I conclude that those of us who do believe that the future has a constituency must prove it by urgent action. We must have a public education campaign to lay out facts and dispel myths and fears about nuclear energy. Ideally, this campaign should be lead by political and civic leaders who have no vested interests in any particular energy option. If they abdicate this responsibility, you in the nuclear field must take it up, eventually to be joined by a broader group of respected spokespersons who wish to be part of that constituency for future generations.

This campaign should be based on an honest assessment of the risks and benefits of nuclear, and solutions to solve problems. I take our recent NEA Study "Nuclear Energy and Sustainable Development" as a very positive step in this direction. Fears and questions about nuclear energy abound: the safety issue, including radiation from operating plants: the relationship between nuclear reactors and the proliferation of nuclear weapons; and the dangers of nuclear waste. The latter is probably the major fear because of its longevity and the concerns for geological stability over many thousands of years.

Carlo Rubbia discussed this issue with me. He raised the Accelerator Driven Systems, and the prospect of reducing radioactive waste to harmless ash while co-generating electrical power. As you might expect, I was unable to comment on the science, but I was struck by the importance of moving ahead as quickly as possible with technological innovations in the nuclear field. Proof of further progress on safety and cost will be necessary to bring public opinion and hence political support behind the importance of nuclear energy once again.

I would also like to see the OECD membership use our Global Science Forum in order to mobilise significant resources and scientific expertise behind accelerated energy research in all areas, including fusion and Generation IV [advanced reactor designs]. Non-OECD countries such as Russia, China, India and others should equally participate.

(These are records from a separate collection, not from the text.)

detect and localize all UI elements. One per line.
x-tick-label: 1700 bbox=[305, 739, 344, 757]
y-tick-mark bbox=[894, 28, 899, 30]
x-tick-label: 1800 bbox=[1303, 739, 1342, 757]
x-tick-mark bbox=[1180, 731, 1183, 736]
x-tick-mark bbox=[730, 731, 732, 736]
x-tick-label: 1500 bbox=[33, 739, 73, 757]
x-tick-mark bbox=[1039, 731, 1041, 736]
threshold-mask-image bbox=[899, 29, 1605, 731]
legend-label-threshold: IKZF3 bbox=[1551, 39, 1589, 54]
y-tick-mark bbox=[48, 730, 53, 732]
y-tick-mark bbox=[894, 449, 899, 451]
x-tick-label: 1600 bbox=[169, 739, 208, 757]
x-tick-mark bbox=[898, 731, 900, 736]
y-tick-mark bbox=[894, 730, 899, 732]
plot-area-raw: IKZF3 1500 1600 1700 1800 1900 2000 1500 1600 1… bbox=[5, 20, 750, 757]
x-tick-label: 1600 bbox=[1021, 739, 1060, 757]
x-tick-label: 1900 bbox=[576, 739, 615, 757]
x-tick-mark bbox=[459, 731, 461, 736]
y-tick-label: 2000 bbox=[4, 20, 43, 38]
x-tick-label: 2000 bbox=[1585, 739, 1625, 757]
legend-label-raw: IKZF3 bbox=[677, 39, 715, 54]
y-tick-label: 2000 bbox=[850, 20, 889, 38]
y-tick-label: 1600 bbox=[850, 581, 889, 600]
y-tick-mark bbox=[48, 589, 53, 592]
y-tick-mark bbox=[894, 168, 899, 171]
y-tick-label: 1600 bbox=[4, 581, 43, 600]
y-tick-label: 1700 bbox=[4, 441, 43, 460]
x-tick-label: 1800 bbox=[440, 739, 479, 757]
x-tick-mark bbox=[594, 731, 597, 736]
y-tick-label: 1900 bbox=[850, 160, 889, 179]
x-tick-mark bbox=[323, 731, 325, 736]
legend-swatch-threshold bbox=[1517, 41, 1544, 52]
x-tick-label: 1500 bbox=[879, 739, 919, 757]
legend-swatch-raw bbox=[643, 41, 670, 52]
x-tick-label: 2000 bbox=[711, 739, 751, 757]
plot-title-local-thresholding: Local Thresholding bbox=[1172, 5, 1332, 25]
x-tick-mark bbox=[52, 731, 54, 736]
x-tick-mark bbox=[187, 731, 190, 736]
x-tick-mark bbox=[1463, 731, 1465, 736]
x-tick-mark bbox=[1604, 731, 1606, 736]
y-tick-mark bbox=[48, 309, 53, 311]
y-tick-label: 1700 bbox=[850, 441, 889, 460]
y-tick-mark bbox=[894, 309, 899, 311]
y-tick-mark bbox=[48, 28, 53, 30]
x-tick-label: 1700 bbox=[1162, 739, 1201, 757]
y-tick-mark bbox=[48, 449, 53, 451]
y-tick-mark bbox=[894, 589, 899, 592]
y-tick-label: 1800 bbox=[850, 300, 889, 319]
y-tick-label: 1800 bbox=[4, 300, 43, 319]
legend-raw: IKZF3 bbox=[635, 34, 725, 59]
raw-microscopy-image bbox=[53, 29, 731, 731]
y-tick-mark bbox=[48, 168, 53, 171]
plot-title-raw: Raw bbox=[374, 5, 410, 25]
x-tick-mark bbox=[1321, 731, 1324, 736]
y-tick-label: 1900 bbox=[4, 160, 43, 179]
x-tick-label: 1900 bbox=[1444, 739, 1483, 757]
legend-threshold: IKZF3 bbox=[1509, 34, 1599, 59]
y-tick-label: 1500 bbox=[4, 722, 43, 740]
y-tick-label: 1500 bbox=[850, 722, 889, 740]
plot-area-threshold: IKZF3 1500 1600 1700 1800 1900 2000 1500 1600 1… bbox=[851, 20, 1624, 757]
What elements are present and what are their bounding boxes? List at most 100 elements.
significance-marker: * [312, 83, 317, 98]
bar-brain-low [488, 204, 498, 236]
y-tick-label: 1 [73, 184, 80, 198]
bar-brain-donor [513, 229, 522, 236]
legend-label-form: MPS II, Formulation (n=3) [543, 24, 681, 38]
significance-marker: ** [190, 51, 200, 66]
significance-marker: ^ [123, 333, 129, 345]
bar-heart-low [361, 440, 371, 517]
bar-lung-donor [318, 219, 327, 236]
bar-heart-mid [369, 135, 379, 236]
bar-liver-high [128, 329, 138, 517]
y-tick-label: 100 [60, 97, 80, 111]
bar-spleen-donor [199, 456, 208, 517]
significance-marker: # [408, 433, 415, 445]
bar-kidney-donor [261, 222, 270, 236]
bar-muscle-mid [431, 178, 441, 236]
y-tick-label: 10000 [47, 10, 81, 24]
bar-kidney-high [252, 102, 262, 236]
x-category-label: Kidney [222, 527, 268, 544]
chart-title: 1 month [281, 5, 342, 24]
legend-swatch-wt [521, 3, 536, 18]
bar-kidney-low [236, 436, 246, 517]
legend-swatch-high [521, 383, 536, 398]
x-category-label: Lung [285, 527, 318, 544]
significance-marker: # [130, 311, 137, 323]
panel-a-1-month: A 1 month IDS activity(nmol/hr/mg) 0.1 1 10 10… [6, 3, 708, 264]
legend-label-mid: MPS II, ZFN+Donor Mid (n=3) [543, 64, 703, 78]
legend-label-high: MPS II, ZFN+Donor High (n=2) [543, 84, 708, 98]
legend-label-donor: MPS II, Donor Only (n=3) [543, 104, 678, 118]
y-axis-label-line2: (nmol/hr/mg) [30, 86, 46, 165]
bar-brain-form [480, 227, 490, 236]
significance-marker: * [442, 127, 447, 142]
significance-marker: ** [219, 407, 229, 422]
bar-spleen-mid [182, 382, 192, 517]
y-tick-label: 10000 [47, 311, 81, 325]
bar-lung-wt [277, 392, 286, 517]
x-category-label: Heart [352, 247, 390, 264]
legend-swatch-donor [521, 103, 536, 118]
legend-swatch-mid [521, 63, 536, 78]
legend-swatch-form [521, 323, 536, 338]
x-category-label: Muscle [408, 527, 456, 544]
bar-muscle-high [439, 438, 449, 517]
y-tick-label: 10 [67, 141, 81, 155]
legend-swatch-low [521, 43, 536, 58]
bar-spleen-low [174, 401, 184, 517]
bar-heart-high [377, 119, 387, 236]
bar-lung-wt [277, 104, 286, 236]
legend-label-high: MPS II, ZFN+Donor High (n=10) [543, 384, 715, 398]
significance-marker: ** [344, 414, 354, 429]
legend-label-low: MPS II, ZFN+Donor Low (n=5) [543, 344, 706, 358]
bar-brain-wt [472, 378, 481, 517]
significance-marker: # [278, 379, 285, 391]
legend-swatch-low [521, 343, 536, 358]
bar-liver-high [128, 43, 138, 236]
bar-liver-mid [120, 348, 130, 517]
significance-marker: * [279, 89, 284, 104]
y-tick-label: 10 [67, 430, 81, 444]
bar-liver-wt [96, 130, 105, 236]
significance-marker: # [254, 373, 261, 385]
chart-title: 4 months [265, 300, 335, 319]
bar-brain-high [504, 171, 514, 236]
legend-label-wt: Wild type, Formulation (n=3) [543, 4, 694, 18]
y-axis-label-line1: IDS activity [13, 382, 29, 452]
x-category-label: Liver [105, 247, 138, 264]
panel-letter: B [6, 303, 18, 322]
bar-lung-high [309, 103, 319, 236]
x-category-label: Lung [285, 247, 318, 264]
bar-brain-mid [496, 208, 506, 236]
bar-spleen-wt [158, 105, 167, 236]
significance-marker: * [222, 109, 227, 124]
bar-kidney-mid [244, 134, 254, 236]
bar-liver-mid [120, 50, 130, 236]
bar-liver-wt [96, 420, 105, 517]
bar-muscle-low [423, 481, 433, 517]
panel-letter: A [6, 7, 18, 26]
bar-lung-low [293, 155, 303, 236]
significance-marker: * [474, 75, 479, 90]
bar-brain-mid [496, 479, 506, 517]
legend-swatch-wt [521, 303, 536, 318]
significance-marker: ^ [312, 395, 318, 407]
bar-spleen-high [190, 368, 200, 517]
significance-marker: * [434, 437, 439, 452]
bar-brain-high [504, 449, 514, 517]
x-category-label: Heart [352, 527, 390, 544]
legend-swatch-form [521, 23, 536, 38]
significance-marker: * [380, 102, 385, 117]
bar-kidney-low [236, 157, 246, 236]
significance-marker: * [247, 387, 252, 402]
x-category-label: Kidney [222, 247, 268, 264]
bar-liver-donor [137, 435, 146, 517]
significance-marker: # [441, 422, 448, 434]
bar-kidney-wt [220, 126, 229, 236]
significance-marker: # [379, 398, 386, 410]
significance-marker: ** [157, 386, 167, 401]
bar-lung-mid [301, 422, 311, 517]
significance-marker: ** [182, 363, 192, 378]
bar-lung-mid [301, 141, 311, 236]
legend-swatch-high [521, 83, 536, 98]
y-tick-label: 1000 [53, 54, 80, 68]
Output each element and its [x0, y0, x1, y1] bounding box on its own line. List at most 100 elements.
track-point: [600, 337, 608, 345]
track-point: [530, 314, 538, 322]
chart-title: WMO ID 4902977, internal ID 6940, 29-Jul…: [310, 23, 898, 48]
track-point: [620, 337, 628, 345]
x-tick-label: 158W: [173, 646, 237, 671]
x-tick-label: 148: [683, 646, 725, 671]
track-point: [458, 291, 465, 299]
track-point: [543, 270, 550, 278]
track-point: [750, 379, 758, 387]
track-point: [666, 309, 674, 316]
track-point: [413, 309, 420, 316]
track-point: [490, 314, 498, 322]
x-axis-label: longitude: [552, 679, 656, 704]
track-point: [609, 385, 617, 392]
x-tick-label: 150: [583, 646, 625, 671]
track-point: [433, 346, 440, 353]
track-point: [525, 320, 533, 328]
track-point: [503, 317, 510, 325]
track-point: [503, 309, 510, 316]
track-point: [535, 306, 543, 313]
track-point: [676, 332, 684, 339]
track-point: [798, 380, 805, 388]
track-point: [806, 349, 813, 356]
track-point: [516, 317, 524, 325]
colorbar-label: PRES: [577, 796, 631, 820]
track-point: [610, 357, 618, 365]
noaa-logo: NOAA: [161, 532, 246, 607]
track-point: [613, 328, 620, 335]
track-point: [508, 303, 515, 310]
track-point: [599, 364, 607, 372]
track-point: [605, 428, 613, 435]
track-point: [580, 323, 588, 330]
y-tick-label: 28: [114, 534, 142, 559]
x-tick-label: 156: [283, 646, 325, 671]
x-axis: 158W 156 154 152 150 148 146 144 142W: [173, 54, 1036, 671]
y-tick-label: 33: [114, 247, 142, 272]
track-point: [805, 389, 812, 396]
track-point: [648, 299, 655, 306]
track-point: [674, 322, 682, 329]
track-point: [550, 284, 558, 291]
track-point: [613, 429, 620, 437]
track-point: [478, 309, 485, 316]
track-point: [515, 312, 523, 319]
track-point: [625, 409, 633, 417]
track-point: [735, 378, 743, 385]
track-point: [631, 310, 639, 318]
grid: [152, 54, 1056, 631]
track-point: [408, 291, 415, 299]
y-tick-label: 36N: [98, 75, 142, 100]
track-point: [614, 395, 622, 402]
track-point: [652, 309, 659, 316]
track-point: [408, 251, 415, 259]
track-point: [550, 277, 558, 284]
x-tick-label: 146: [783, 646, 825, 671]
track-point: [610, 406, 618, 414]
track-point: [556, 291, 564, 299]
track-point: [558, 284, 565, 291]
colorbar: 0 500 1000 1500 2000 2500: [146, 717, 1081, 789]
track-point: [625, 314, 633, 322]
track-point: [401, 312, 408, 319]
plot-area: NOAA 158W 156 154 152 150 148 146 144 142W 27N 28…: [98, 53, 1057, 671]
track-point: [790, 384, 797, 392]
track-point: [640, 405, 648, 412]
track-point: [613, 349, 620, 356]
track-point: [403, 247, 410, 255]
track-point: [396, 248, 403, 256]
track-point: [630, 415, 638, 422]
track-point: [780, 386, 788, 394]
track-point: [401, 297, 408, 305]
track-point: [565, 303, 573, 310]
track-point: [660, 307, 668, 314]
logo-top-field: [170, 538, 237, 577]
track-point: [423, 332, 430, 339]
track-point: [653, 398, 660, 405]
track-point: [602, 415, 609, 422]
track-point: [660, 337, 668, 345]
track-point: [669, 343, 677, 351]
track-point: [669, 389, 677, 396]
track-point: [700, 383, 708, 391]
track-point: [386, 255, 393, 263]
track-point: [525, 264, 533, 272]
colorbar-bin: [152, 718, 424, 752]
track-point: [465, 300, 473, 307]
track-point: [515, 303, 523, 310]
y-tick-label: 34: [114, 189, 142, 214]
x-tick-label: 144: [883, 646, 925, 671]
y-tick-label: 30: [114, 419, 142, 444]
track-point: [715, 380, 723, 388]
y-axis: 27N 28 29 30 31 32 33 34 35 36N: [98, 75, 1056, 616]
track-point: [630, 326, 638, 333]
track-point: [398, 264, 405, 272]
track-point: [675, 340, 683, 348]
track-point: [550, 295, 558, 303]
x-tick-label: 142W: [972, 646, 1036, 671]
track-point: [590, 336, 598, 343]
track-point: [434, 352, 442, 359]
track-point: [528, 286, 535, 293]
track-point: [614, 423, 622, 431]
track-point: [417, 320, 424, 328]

The future of energy is not the future of anyone part of the globe, it is the future of the fragile planet earth, the pale blue dot travelling alone through dark uninhabited space. As Burton Richter reminds us. "Our solar system appears to be empty of life except for us. We live in a closed system which will survive whatever we do to it, but it may not survive in a condition that is hospitable to human life."

So let us together from each corner of the global village join forces to ensure that it does survive in a condition hospitable to human life. That must be our promise to future generations.